A worker demonstrates a laser defense system, a large, multipart machine, in front of an open field.
An Israeli police officer demonstrates a laser defense system near the Israel-Gaza border in 2020.Credit...Tsafrir Abayov/Associated Press

Lara Jakes

By Lara Jakes

Lara Jakes frequently writes about the weapons industry.

Sept. 18, 2025Updated 5:20 a.m. ET

Drone swarms that have deluged Ukraine for years — and crossed the border into Poland last week — have sent NATO militaries in Europe rushing to upgrade air defenses in case they ever face a similar threat.

Soon they will have a new solution: lasers.

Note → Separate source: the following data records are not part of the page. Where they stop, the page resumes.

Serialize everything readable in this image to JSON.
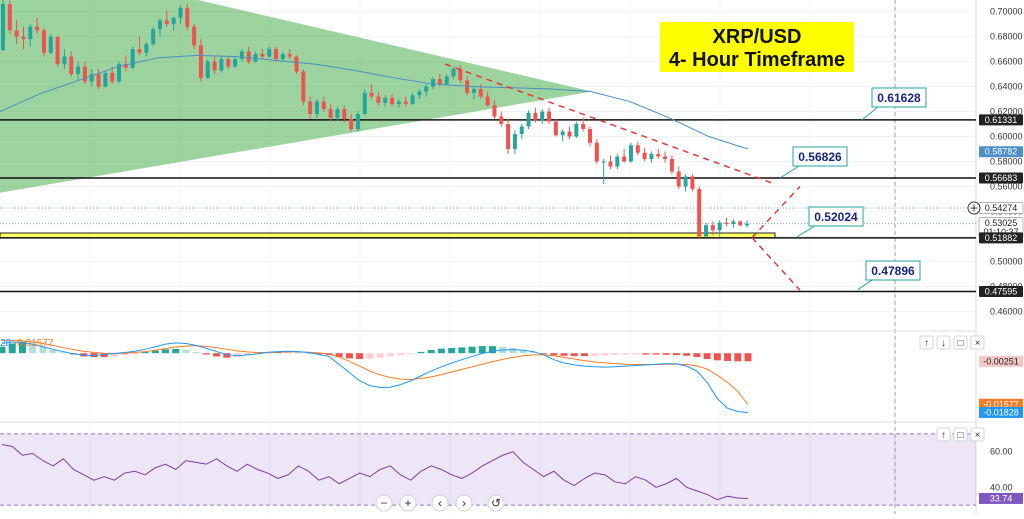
{
  "chart_data": [
    {
      "type": "candlestick",
      "title": "XRP/USD",
      "subtitle": "4- Hour Timeframe",
      "price_axis": {
        "ylim": [
          0.4451,
          0.7093
        ],
        "ticks": [
          "0.70000",
          "0.68000",
          "0.66000",
          "0.64000",
          "0.62000",
          "0.60000",
          "0.58000",
          "0.56000",
          "0.54000",
          "0.52000",
          "0.50000",
          "0.48000",
          "0.46000"
        ]
      },
      "price_tags": [
        {
          "value": 0.61331,
          "label": "0.61331",
          "bg": "#222222",
          "fg": "#ffffff"
        },
        {
          "value": 0.58782,
          "label": "0.58782",
          "bg": "#4a8fc7",
          "fg": "#ffffff"
        },
        {
          "value": 0.56683,
          "label": "0.56683",
          "bg": "#222222",
          "fg": "#ffffff"
        },
        {
          "value": 0.54274,
          "label": "0.54274",
          "bg": "#ffffff",
          "fg": "#222222"
        },
        {
          "value": 0.53025,
          "label": "0.53025",
          "sub": "01:10:37",
          "bg": "#ffffff",
          "fg": "#222222"
        },
        {
          "value": 0.51882,
          "label": "0.51882",
          "bg": "#222222",
          "fg": "#ffffff"
        },
        {
          "value": 0.47595,
          "label": "0.47595",
          "bg": "#222222",
          "fg": "#ffffff"
        }
      ],
      "horizontal_levels": [
        0.61331,
        0.56683,
        0.51882,
        0.47595
      ],
      "dotted_levels": [
        0.54274,
        0.53025
      ],
      "support_zone": [
        0.51882,
        0.52276
      ],
      "callouts": [
        "0.61628",
        "0.56826",
        "0.52024",
        "0.47896"
      ],
      "candles": [
        [
          0.669,
          0.7093,
          0.669,
          0.706
        ],
        [
          0.706,
          0.709,
          0.682,
          0.685
        ],
        [
          0.685,
          0.693,
          0.674,
          0.68
        ],
        [
          0.68,
          0.688,
          0.67,
          0.678
        ],
        [
          0.678,
          0.69,
          0.672,
          0.688
        ],
        [
          0.688,
          0.695,
          0.682,
          0.685
        ],
        [
          0.685,
          0.687,
          0.664,
          0.667
        ],
        [
          0.667,
          0.682,
          0.666,
          0.68
        ],
        [
          0.68,
          0.68,
          0.656,
          0.658
        ],
        [
          0.658,
          0.67,
          0.654,
          0.664
        ],
        [
          0.664,
          0.668,
          0.648,
          0.65
        ],
        [
          0.65,
          0.66,
          0.645,
          0.656
        ],
        [
          0.656,
          0.66,
          0.642,
          0.644
        ],
        [
          0.644,
          0.654,
          0.64,
          0.65
        ],
        [
          0.65,
          0.654,
          0.638,
          0.64
        ],
        [
          0.64,
          0.653,
          0.639,
          0.651
        ],
        [
          0.651,
          0.656,
          0.642,
          0.644
        ],
        [
          0.644,
          0.66,
          0.643,
          0.658
        ],
        [
          0.658,
          0.665,
          0.652,
          0.655
        ],
        [
          0.655,
          0.672,
          0.654,
          0.67
        ],
        [
          0.67,
          0.68,
          0.665,
          0.667
        ],
        [
          0.667,
          0.676,
          0.664,
          0.674
        ],
        [
          0.674,
          0.688,
          0.672,
          0.686
        ],
        [
          0.686,
          0.695,
          0.68,
          0.693
        ],
        [
          0.693,
          0.701,
          0.688,
          0.69
        ],
        [
          0.69,
          0.696,
          0.685,
          0.695
        ],
        [
          0.695,
          0.705,
          0.69,
          0.703
        ],
        [
          0.703,
          0.706,
          0.685,
          0.688
        ],
        [
          0.688,
          0.69,
          0.67,
          0.673
        ],
        [
          0.673,
          0.678,
          0.644,
          0.647
        ],
        [
          0.647,
          0.662,
          0.646,
          0.66
        ],
        [
          0.66,
          0.665,
          0.65,
          0.653
        ],
        [
          0.653,
          0.664,
          0.651,
          0.662
        ],
        [
          0.662,
          0.665,
          0.654,
          0.656
        ],
        [
          0.656,
          0.664,
          0.655,
          0.662
        ],
        [
          0.662,
          0.67,
          0.66,
          0.668
        ],
        [
          0.668,
          0.672,
          0.658,
          0.66
        ],
        [
          0.66,
          0.668,
          0.659,
          0.666
        ],
        [
          0.666,
          0.67,
          0.662,
          0.664
        ],
        [
          0.664,
          0.672,
          0.663,
          0.67
        ],
        [
          0.67,
          0.672,
          0.66,
          0.662
        ],
        [
          0.662,
          0.668,
          0.66,
          0.666
        ],
        [
          0.666,
          0.67,
          0.662,
          0.664
        ],
        [
          0.664,
          0.665,
          0.65,
          0.652
        ],
        [
          0.652,
          0.654,
          0.625,
          0.628
        ],
        [
          0.628,
          0.632,
          0.614,
          0.618
        ],
        [
          0.618,
          0.63,
          0.615,
          0.628
        ],
        [
          0.628,
          0.632,
          0.62,
          0.622
        ],
        [
          0.622,
          0.626,
          0.612,
          0.615
        ],
        [
          0.615,
          0.624,
          0.613,
          0.622
        ],
        [
          0.622,
          0.625,
          0.611,
          0.614
        ],
        [
          0.614,
          0.618,
          0.604,
          0.606
        ],
        [
          0.606,
          0.62,
          0.604,
          0.618
        ],
        [
          0.618,
          0.638,
          0.617,
          0.635
        ],
        [
          0.635,
          0.642,
          0.63,
          0.632
        ],
        [
          0.632,
          0.636,
          0.625,
          0.627
        ],
        [
          0.627,
          0.633,
          0.624,
          0.631
        ],
        [
          0.631,
          0.634,
          0.624,
          0.626
        ],
        [
          0.626,
          0.63,
          0.623,
          0.628
        ],
        [
          0.628,
          0.632,
          0.624,
          0.626
        ],
        [
          0.626,
          0.635,
          0.625,
          0.633
        ],
        [
          0.633,
          0.638,
          0.63,
          0.636
        ],
        [
          0.636,
          0.642,
          0.632,
          0.64
        ],
        [
          0.64,
          0.648,
          0.638,
          0.646
        ],
        [
          0.646,
          0.65,
          0.64,
          0.642
        ],
        [
          0.642,
          0.65,
          0.641,
          0.648
        ],
        [
          0.648,
          0.656,
          0.646,
          0.654
        ],
        [
          0.654,
          0.657,
          0.643,
          0.645
        ],
        [
          0.645,
          0.648,
          0.633,
          0.635
        ],
        [
          0.635,
          0.64,
          0.63,
          0.638
        ],
        [
          0.638,
          0.642,
          0.63,
          0.632
        ],
        [
          0.632,
          0.636,
          0.624,
          0.625
        ],
        [
          0.625,
          0.629,
          0.614,
          0.616
        ],
        [
          0.616,
          0.62,
          0.608,
          0.61
        ],
        [
          0.61,
          0.614,
          0.586,
          0.59
        ],
        [
          0.59,
          0.605,
          0.586,
          0.602
        ],
        [
          0.602,
          0.61,
          0.598,
          0.608
        ],
        [
          0.608,
          0.621,
          0.606,
          0.619
        ],
        [
          0.619,
          0.623,
          0.611,
          0.613
        ],
        [
          0.613,
          0.622,
          0.61,
          0.62
        ],
        [
          0.62,
          0.623,
          0.61,
          0.612
        ],
        [
          0.612,
          0.614,
          0.6,
          0.601
        ],
        [
          0.601,
          0.606,
          0.596,
          0.604
        ],
        [
          0.604,
          0.608,
          0.598,
          0.6
        ],
        [
          0.6,
          0.612,
          0.599,
          0.61
        ],
        [
          0.61,
          0.615,
          0.604,
          0.606
        ],
        [
          0.606,
          0.608,
          0.592,
          0.595
        ],
        [
          0.595,
          0.598,
          0.578,
          0.58
        ],
        [
          0.58,
          0.582,
          0.562,
          0.58
        ],
        [
          0.58,
          0.585,
          0.574,
          0.576
        ],
        [
          0.576,
          0.586,
          0.574,
          0.584
        ],
        [
          0.584,
          0.59,
          0.579,
          0.58
        ],
        [
          0.58,
          0.595,
          0.579,
          0.593
        ],
        [
          0.593,
          0.596,
          0.585,
          0.587
        ],
        [
          0.587,
          0.591,
          0.58,
          0.582
        ],
        [
          0.582,
          0.588,
          0.579,
          0.586
        ],
        [
          0.586,
          0.59,
          0.582,
          0.584
        ],
        [
          0.584,
          0.588,
          0.579,
          0.582
        ],
        [
          0.582,
          0.585,
          0.57,
          0.572
        ],
        [
          0.572,
          0.576,
          0.558,
          0.56
        ],
        [
          0.56,
          0.57,
          0.556,
          0.568
        ],
        [
          0.568,
          0.57,
          0.556,
          0.558
        ],
        [
          0.558,
          0.56,
          0.518,
          0.52
        ],
        [
          0.52,
          0.531,
          0.519,
          0.529
        ],
        [
          0.529,
          0.532,
          0.521,
          0.525
        ],
        [
          0.525,
          0.533,
          0.52,
          0.531
        ],
        [
          0.531,
          0.535,
          0.528,
          0.53
        ],
        [
          0.53,
          0.534,
          0.527,
          0.532
        ],
        [
          0.532,
          0.533,
          0.528,
          0.529
        ],
        [
          0.529,
          0.533,
          0.527,
          0.5303
        ]
      ],
      "moving_average": [
        0.62,
        0.634,
        0.645,
        0.656,
        0.663,
        0.665,
        0.664,
        0.661,
        0.658,
        0.653,
        0.647,
        0.642,
        0.64,
        0.639,
        0.638,
        0.636,
        0.628,
        0.615,
        0.6,
        0.59
      ],
      "triangle_pattern": {
        "apex_price": 0.636,
        "upper_price": 0.7093,
        "lower_price": 0.555
      }
    },
    {
      "type": "macd",
      "legend": [
        "28",
        "-0.01577"
      ],
      "ylim": [
        -0.02,
        0.005
      ],
      "tags": [
        {
          "value": -0.00251,
          "label": "-0.00251",
          "bg": "#f4c7c7",
          "fg": "#222222"
        },
        {
          "value": -0.01577,
          "label": "-0.01577",
          "bg": "#f57c27",
          "fg": "#ffffff"
        },
        {
          "value": -0.01828,
          "label": "-0.01828",
          "bg": "#2196f3",
          "fg": "#ffffff"
        }
      ],
      "macd_line": [
        0.003,
        0.0035,
        0.0033,
        0.0028,
        0.002,
        0.0012,
        0.0005,
        -0.0002,
        -0.0006,
        -0.0007,
        -0.0004,
        -0.0001,
        0.0002,
        0.0006,
        0.0012,
        0.002,
        0.0028,
        0.0032,
        0.003,
        0.0024,
        0.0015,
        0.0005,
        -0.0004,
        -0.0008,
        -0.0005,
        -0.0002,
        0.0003,
        0.0005,
        0.0006,
        0.0005,
        0.0002,
        -0.0004,
        -0.001,
        -0.0035,
        -0.006,
        -0.0085,
        -0.01,
        -0.0106,
        -0.0105,
        -0.0097,
        -0.0085,
        -0.007,
        -0.0055,
        -0.0042,
        -0.003,
        -0.002,
        -0.001,
        -0.0001,
        0.0006,
        0.001,
        0.0011,
        0.0009,
        0.0005,
        -0.0005,
        -0.002,
        -0.003,
        -0.0036,
        -0.004,
        -0.0042,
        -0.0043,
        -0.0042,
        -0.004,
        -0.0038,
        -0.0036,
        -0.0034,
        -0.0032,
        -0.0033,
        -0.004,
        -0.0055,
        -0.009,
        -0.014,
        -0.017,
        -0.018,
        -0.0183
      ],
      "signal_line": [
        0.004,
        0.004,
        0.0038,
        0.0035,
        0.003,
        0.0024,
        0.0017,
        0.0011,
        0.0006,
        0.0002,
        0.0,
        -0.0001,
        0.0,
        0.0002,
        0.0005,
        0.0009,
        0.0014,
        0.0019,
        0.0022,
        0.0023,
        0.0021,
        0.0017,
        0.0012,
        0.0007,
        0.0004,
        0.0002,
        0.0002,
        0.0003,
        0.0004,
        0.0004,
        0.0003,
        0.0001,
        -0.0003,
        -0.0012,
        -0.0025,
        -0.004,
        -0.0055,
        -0.0067,
        -0.0075,
        -0.008,
        -0.0081,
        -0.0078,
        -0.0073,
        -0.0066,
        -0.0058,
        -0.005,
        -0.0042,
        -0.0034,
        -0.0026,
        -0.0019,
        -0.0013,
        -0.0008,
        -0.0005,
        -0.0005,
        -0.0008,
        -0.0013,
        -0.0018,
        -0.0023,
        -0.0027,
        -0.003,
        -0.0032,
        -0.0034,
        -0.0035,
        -0.0035,
        -0.0035,
        -0.0034,
        -0.0034,
        -0.0035,
        -0.0039,
        -0.0049,
        -0.0068,
        -0.009,
        -0.0118,
        -0.0158
      ],
      "histogram": [
        0.002,
        0.003,
        0.0035,
        0.003,
        0.002,
        0.001,
        0.0004,
        -0.0004,
        -0.001,
        -0.0012,
        -0.0012,
        -0.001,
        -0.0006,
        -0.0002,
        0.0004,
        0.0008,
        0.0012,
        0.0013,
        0.001,
        0.0004,
        -0.0004,
        -0.001,
        -0.0014,
        -0.0012,
        -0.0006,
        -0.0002,
        0.0003,
        0.0005,
        0.0004,
        0.0002,
        0.0,
        -0.0003,
        -0.0006,
        -0.0012,
        -0.0016,
        -0.0018,
        -0.0017,
        -0.0014,
        -0.001,
        -0.0006,
        -0.0002,
        0.0004,
        0.001,
        0.0014,
        0.0016,
        0.0018,
        0.002,
        0.0022,
        0.0022,
        0.002,
        0.0016,
        0.001,
        0.0004,
        -0.0002,
        -0.0006,
        -0.0008,
        -0.0009,
        -0.0009,
        -0.0008,
        -0.0007,
        -0.0006,
        -0.0005,
        -0.0004,
        -0.0004,
        -0.0004,
        -0.0005,
        -0.0006,
        -0.0008,
        -0.0012,
        -0.0018,
        -0.0022,
        -0.0024,
        -0.0025,
        -0.0025
      ]
    },
    {
      "type": "rsi",
      "ylim": [
        25,
        75
      ],
      "ticks": [
        "60.00",
        "40.00"
      ],
      "band": [
        30,
        70
      ],
      "tags": [
        {
          "value": 33.74,
          "label": "33.74",
          "bg": "#7e57c2",
          "fg": "#ffffff"
        }
      ],
      "values": [
        64,
        63,
        58,
        59,
        55,
        52,
        56,
        50,
        47,
        44,
        46,
        44,
        48,
        49,
        47,
        51,
        53,
        50,
        55,
        54,
        53,
        56,
        52,
        49,
        53,
        50,
        48,
        45,
        47,
        52,
        49,
        44,
        46,
        42,
        45,
        48,
        46,
        50,
        52,
        47,
        44,
        49,
        52,
        50,
        47,
        45,
        48,
        52,
        55,
        58,
        60,
        54,
        50,
        46,
        49,
        44,
        41,
        45,
        48,
        47,
        43,
        42,
        46,
        44,
        40,
        42,
        45,
        40,
        38,
        36,
        33,
        35,
        34,
        33.74
      ]
    }
  ],
  "icons": [
    "up-arrow-icon",
    "down-arrow-icon",
    "maximize-icon",
    "close-icon",
    "zoom-out-icon",
    "zoom-in-icon",
    "scroll-left-icon",
    "scroll-right-icon",
    "reset-icon"
  ]
}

Scientists have for decades sought to harness directed energy beams into weapon systems that would be cheaper and more efficient than missiles or rockets. A growing number of countries are developing or deploying their own laser air defenses, and some have already been used in war, by Israel and Ukraine.

A NATO nation in Europe is now buying an air defense laser from an Australian company, which officials, experts and industry executives said appears to be the highest-power direct energy system to be sold on the global weapons market. That is a sign that they are becoming more widely available and could be a mainstay for future warfare.

The Australian laser’s maker, Electro Optic Systems, advertises it as able to shoot down 20 drones a minute, at a cost of less than 10 cents per shot. Nicknamed “Apollo” for the Greek god of light, it has about the same level of power as Israel’s highly anticipated Iron Beam air defense laser, which is being built for its own military.

“The Ukrainian war and the Gaza war were key trigger events that everybody thought, ‘It’s the time now to make this operational. We should not spend any more years in doing demonstrations, tests and prototyping,’” Andreas Schwer, Electro Optic Systems’ chief executive, said in a recent interview.

“We have some clients which are so much under actual threat that they say, ‘Listen, we can’t wait — we need something tomorrow,’” Mr. Schwer added. He declined to say which NATO nation is buying the laser.